The governance crisis carries specific consequences for users well outside the United States. In January 2026, Pakistan signed a memorandum of understanding with SC Financial Technologies, a WLFI affiliate, to explore using the project's USD1 stablecoin as infrastructure for regulated digital payments. WLFI CEO Zach Witkoff met directly with Prime Minister Shehbaz Sharif, Finance Minister Muhammad Aurangzeb, the SECP chairman, and the State Bank Governor. The pitch centered on Pakistan's $30 billion annual remittance market: USD1 as a cheaper, faster cross-border payments rail. That agreement is not yet operational, which gives Pakistani officials a practical off-ramp. But the political exposure is real given the seniority of the officials involved. The backdoor allegation is particularly damaging in a market where crypto adoption depends on trust in censorship-resistant infrastructure, and Pakistan's crypto regulatory authority, PVARA, is still developing its oversight framework, making the credibility of any digital payments infrastructure partner especially consequential. An admin-level freeze function is the opposite of that promise. Developers in India exploring USD1 integrations, and retail DeFi users in Nigeria and Kenya who have been vocal critics of the project on social media, face a similar credibility problem: a project marketing DeFi values while operating with centralized override controls. The regulatory stakes extend further across the region. Nigeria's SEC and South Africa's FSCA may cite WLFI's governance structure as evidence supporting stricter oversight of politically affiliated token projects. WLFI also unveiled its World Swap product at Consensus Hong Kong in February 2026, positioning it as a remittance rail for Sub-Saharan Africa, a market where the blacklisting allegation carries particular weight given the centralized control it implies.

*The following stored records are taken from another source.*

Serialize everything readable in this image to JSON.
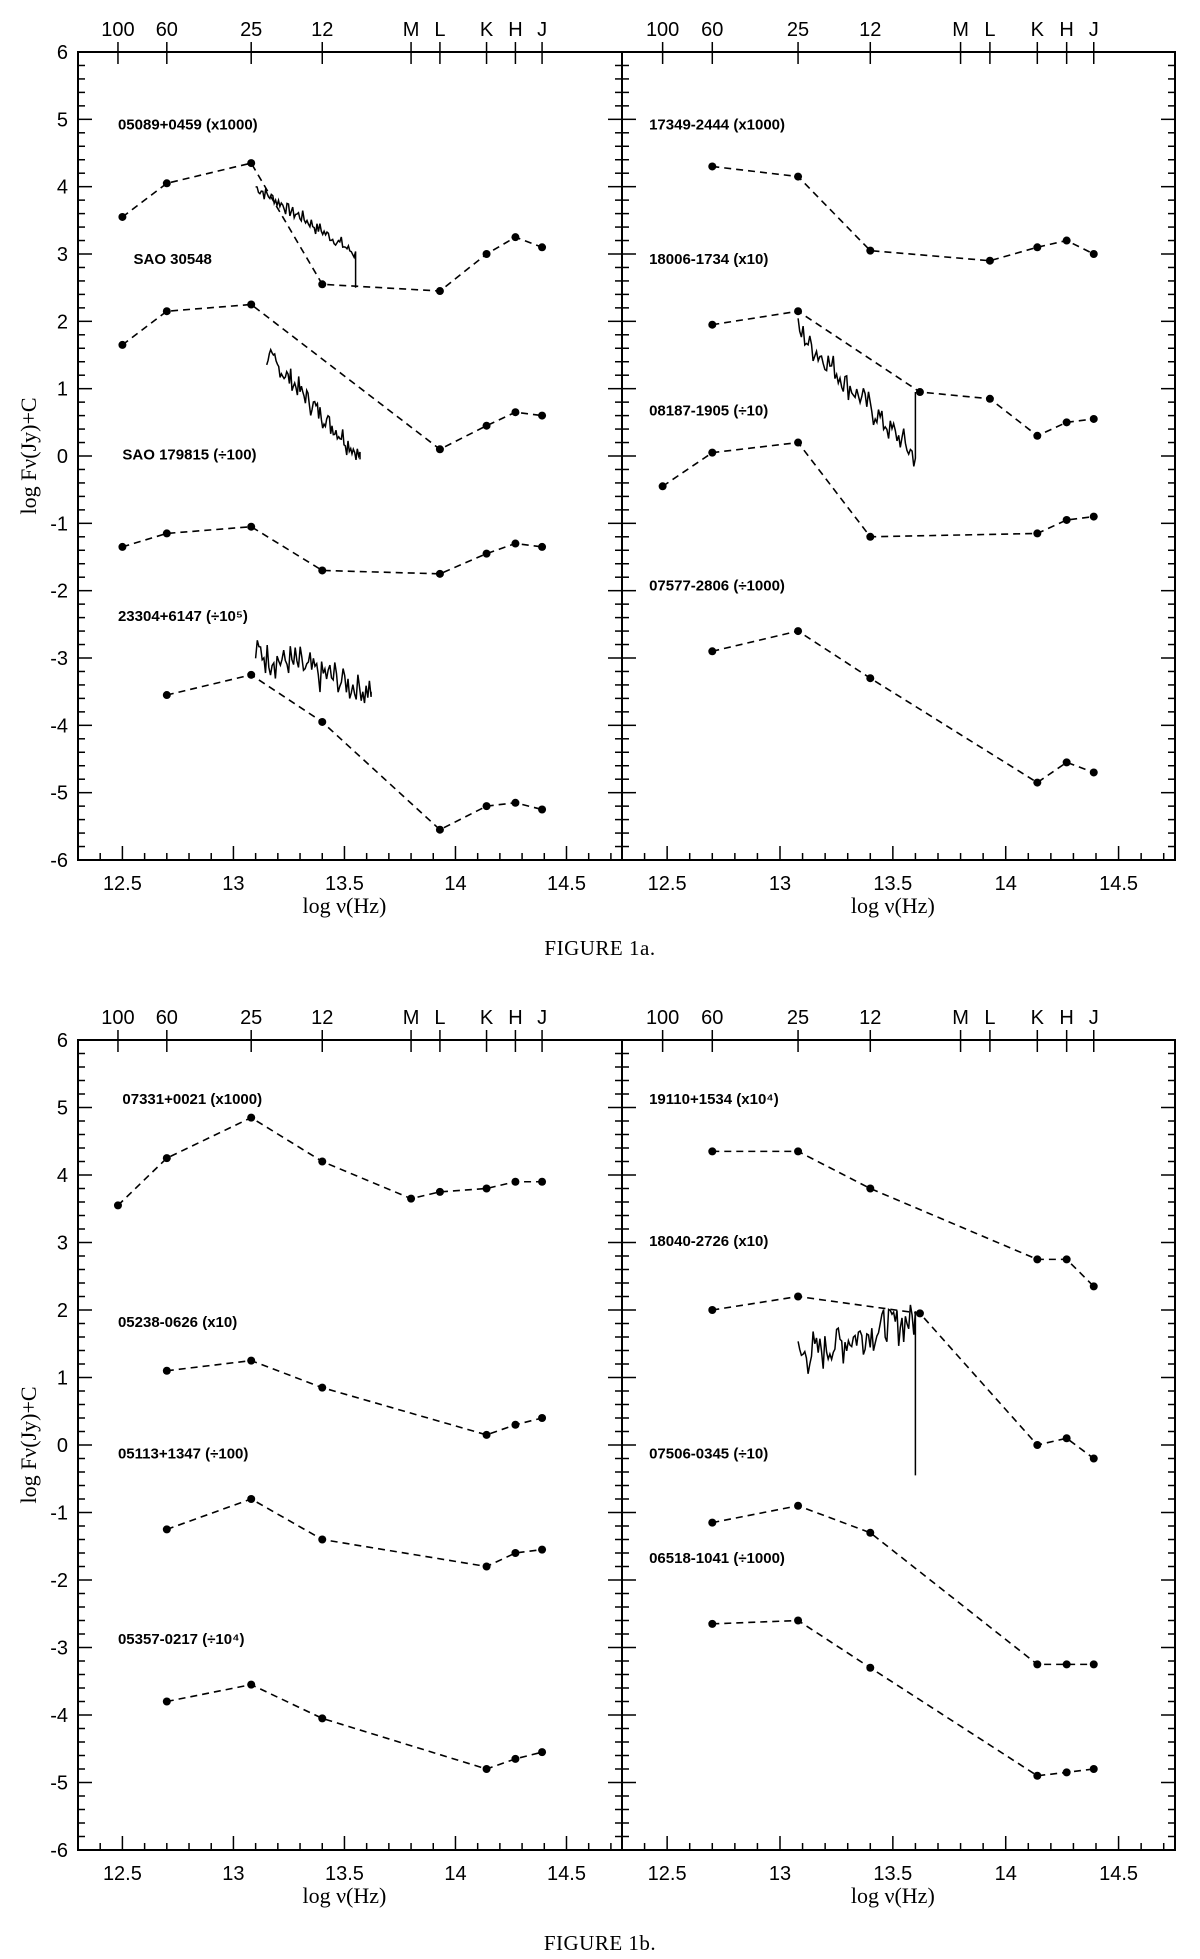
{
  "figures": [
    {
      "caption": "FIGURE 1a."
    },
    {
      "caption": "FIGURE 1b."
    }
  ],
  "axis_text": {
    "xlabel": "log ν(Hz)",
    "ylabel": "log Fν(Jy)+C",
    "x_ticks": [
      12.5,
      13,
      13.5,
      14,
      14.5
    ],
    "y_ticks": [
      -6,
      -5,
      -4,
      -3,
      -2,
      -1,
      0,
      1,
      2,
      3,
      4,
      5,
      6
    ],
    "top_bands": [
      {
        "label": "100",
        "x": 12.48
      },
      {
        "label": "60",
        "x": 12.7
      },
      {
        "label": "25",
        "x": 13.08
      },
      {
        "label": "12",
        "x": 13.4
      },
      {
        "label": "M",
        "x": 13.8
      },
      {
        "label": "L",
        "x": 13.93
      },
      {
        "label": "K",
        "x": 14.14
      },
      {
        "label": "H",
        "x": 14.27
      },
      {
        "label": "J",
        "x": 14.39
      }
    ]
  },
  "chart_data": [
    {
      "type": "line",
      "panel": "1a-left",
      "xlabel": "log ν(Hz)",
      "ylabel": "log Fν(Jy)+C",
      "xlim": [
        12.3,
        14.75
      ],
      "ylim": [
        -6,
        6
      ],
      "series": [
        {
          "name": "05089+0459 (x1000)",
          "label_x": 12.48,
          "label_y": 4.85,
          "x": [
            12.5,
            12.7,
            13.08,
            13.4,
            13.93,
            14.14,
            14.27,
            14.39
          ],
          "y": [
            3.55,
            4.05,
            4.35,
            2.55,
            2.45,
            3.0,
            3.25,
            3.1
          ],
          "spectrum": {
            "x": [
              13.1,
              13.55
            ],
            "y": [
              4.0,
              3.0
            ],
            "noise": 0.15,
            "end_drop": 2.5
          }
        },
        {
          "name": "SAO 30548",
          "label_x": 12.55,
          "label_y": 2.85,
          "x": [
            12.5,
            12.7,
            13.08,
            13.93,
            14.14,
            14.27,
            14.39
          ],
          "y": [
            1.65,
            2.15,
            2.25,
            0.1,
            0.45,
            0.65,
            0.6
          ],
          "spectrum": {
            "x": [
              13.15,
              13.57
            ],
            "y": [
              1.5,
              0.0
            ],
            "noise": 0.25,
            "end_drop": -0.05
          }
        },
        {
          "name": "SAO 179815 (÷100)",
          "label_x": 12.5,
          "label_y": -0.05,
          "x": [
            12.5,
            12.7,
            13.08,
            13.4,
            13.93,
            14.14,
            14.27,
            14.39
          ],
          "y": [
            -1.35,
            -1.15,
            -1.05,
            -1.7,
            -1.75,
            -1.45,
            -1.3,
            -1.35
          ],
          "spectrum": null
        },
        {
          "name": "23304+6147 (÷10⁵)",
          "label_x": 12.48,
          "label_y": -2.45,
          "x": [
            12.7,
            13.08,
            13.4,
            13.93,
            14.14,
            14.27,
            14.39
          ],
          "y": [
            -3.55,
            -3.25,
            -3.95,
            -5.55,
            -5.2,
            -5.15,
            -5.25
          ],
          "spectrum": {
            "x": [
              13.1,
              13.62
            ],
            "y": [
              -2.9,
              -3.5
            ],
            "noise": 0.4,
            "end_drop": -3.5
          }
        }
      ]
    },
    {
      "type": "line",
      "panel": "1a-right",
      "xlabel": "log ν(Hz)",
      "ylabel": "",
      "xlim": [
        12.3,
        14.75
      ],
      "ylim": [
        -6,
        6
      ],
      "series": [
        {
          "name": "17349-2444 (x1000)",
          "label_x": 12.42,
          "label_y": 4.85,
          "x": [
            12.7,
            13.08,
            13.4,
            13.93,
            14.14,
            14.27,
            14.39
          ],
          "y": [
            4.3,
            4.15,
            3.05,
            2.9,
            3.1,
            3.2,
            3.0
          ],
          "spectrum": null
        },
        {
          "name": "18006-1734 (x10)",
          "label_x": 12.42,
          "label_y": 2.85,
          "x": [
            12.7,
            13.08,
            13.62,
            13.93,
            14.14,
            14.27,
            14.39
          ],
          "y": [
            1.95,
            2.15,
            0.95,
            0.85,
            0.3,
            0.5,
            0.55
          ],
          "spectrum": {
            "x": [
              13.08,
              13.6
            ],
            "y": [
              1.85,
              0.0
            ],
            "noise": 0.3,
            "end_drop": 0.95
          }
        },
        {
          "name": "08187-1905 (÷10)",
          "label_x": 12.42,
          "label_y": 0.6,
          "x": [
            12.48,
            12.7,
            13.08,
            13.4,
            14.14,
            14.27,
            14.39
          ],
          "y": [
            -0.45,
            0.05,
            0.2,
            -1.2,
            -1.15,
            -0.95,
            -0.9
          ],
          "spectrum": null
        },
        {
          "name": "07577-2806 (÷1000)",
          "label_x": 12.42,
          "label_y": -2.0,
          "x": [
            12.7,
            13.08,
            13.4,
            14.14,
            14.27,
            14.39
          ],
          "y": [
            -2.9,
            -2.6,
            -3.3,
            -4.85,
            -4.55,
            -4.7
          ],
          "spectrum": null
        }
      ]
    },
    {
      "type": "line",
      "panel": "1b-left",
      "xlabel": "log ν(Hz)",
      "ylabel": "log Fν(Jy)+C",
      "xlim": [
        12.3,
        14.75
      ],
      "ylim": [
        -6,
        6
      ],
      "series": [
        {
          "name": "07331+0021 (x1000)",
          "label_x": 12.5,
          "label_y": 5.05,
          "x": [
            12.48,
            12.7,
            13.08,
            13.4,
            13.8,
            13.93,
            14.14,
            14.27,
            14.39
          ],
          "y": [
            3.55,
            4.25,
            4.85,
            4.2,
            3.65,
            3.75,
            3.8,
            3.9,
            3.9
          ],
          "spectrum": null
        },
        {
          "name": "05238-0626 (x10)",
          "label_x": 12.48,
          "label_y": 1.75,
          "x": [
            12.7,
            13.08,
            13.4,
            14.14,
            14.27,
            14.39
          ],
          "y": [
            1.1,
            1.25,
            0.85,
            0.15,
            0.3,
            0.4
          ],
          "spectrum": null
        },
        {
          "name": "05113+1347 (÷100)",
          "label_x": 12.48,
          "label_y": -0.2,
          "x": [
            12.7,
            13.08,
            13.4,
            14.14,
            14.27,
            14.39
          ],
          "y": [
            -1.25,
            -0.8,
            -1.4,
            -1.8,
            -1.6,
            -1.55
          ],
          "spectrum": null
        },
        {
          "name": "05357-0217 (÷10⁴)",
          "label_x": 12.48,
          "label_y": -2.95,
          "x": [
            12.7,
            13.08,
            13.4,
            14.14,
            14.27,
            14.39
          ],
          "y": [
            -3.8,
            -3.55,
            -4.05,
            -4.8,
            -4.65,
            -4.55
          ],
          "spectrum": null
        }
      ]
    },
    {
      "type": "line",
      "panel": "1b-right",
      "xlabel": "log ν(Hz)",
      "ylabel": "",
      "xlim": [
        12.3,
        14.75
      ],
      "ylim": [
        -6,
        6
      ],
      "series": [
        {
          "name": "19110+1534 (x10⁴)",
          "label_x": 12.42,
          "label_y": 5.05,
          "x": [
            12.7,
            13.08,
            13.4,
            14.14,
            14.27,
            14.39
          ],
          "y": [
            4.35,
            4.35,
            3.8,
            2.75,
            2.75,
            2.35
          ],
          "spectrum": null
        },
        {
          "name": "18040-2726 (x10)",
          "label_x": 12.42,
          "label_y": 2.95,
          "x": [
            12.7,
            13.08,
            13.62,
            14.14,
            14.27,
            14.39
          ],
          "y": [
            2.0,
            2.2,
            1.95,
            0.0,
            0.1,
            -0.2
          ],
          "spectrum": {
            "x": [
              13.08,
              13.6
            ],
            "y": [
              1.3,
              1.9
            ],
            "noise": 0.45,
            "end_drop": -0.45
          }
        },
        {
          "name": "07506-0345 (÷10)",
          "label_x": 12.42,
          "label_y": -0.2,
          "x": [
            12.7,
            13.08,
            13.4,
            14.14,
            14.27,
            14.39
          ],
          "y": [
            -1.15,
            -0.9,
            -1.3,
            -3.25,
            -3.25,
            -3.25
          ],
          "spectrum": null
        },
        {
          "name": "06518-1041 (÷1000)",
          "label_x": 12.42,
          "label_y": -1.75,
          "x": [
            12.7,
            13.08,
            13.4,
            14.14,
            14.27,
            14.39
          ],
          "y": [
            -2.65,
            -2.6,
            -3.3,
            -4.9,
            -4.85,
            -4.8
          ],
          "spectrum": null
        }
      ]
    }
  ]
}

A separate investigation by The Times, surfaced by CoinDesk on April 7, found that WLFI partner AB DAO had previously promoted a resort project connected to members of Prince Group, a transnational criminal network sanctioned by both US and UK authorities in October 2025 over alleged large-scale fraud and "pig butchering" schemes (a scam type in which victims are manipulated into fake investment platforms). WLFI denied any association.
The next pressure point is legal. If WLFI follows through on its threat to sue Sun, legal analysts have noted that the discovery process could compel public disclosure of the token contract's internal architecture, including the blacklisting function Sun described. That outcome could provide regulators in Pakistan, India, Nigeria, and elsewhere with a documented basis for tightening oversight of politically affiliated token projects, regardless of which side prevails in court.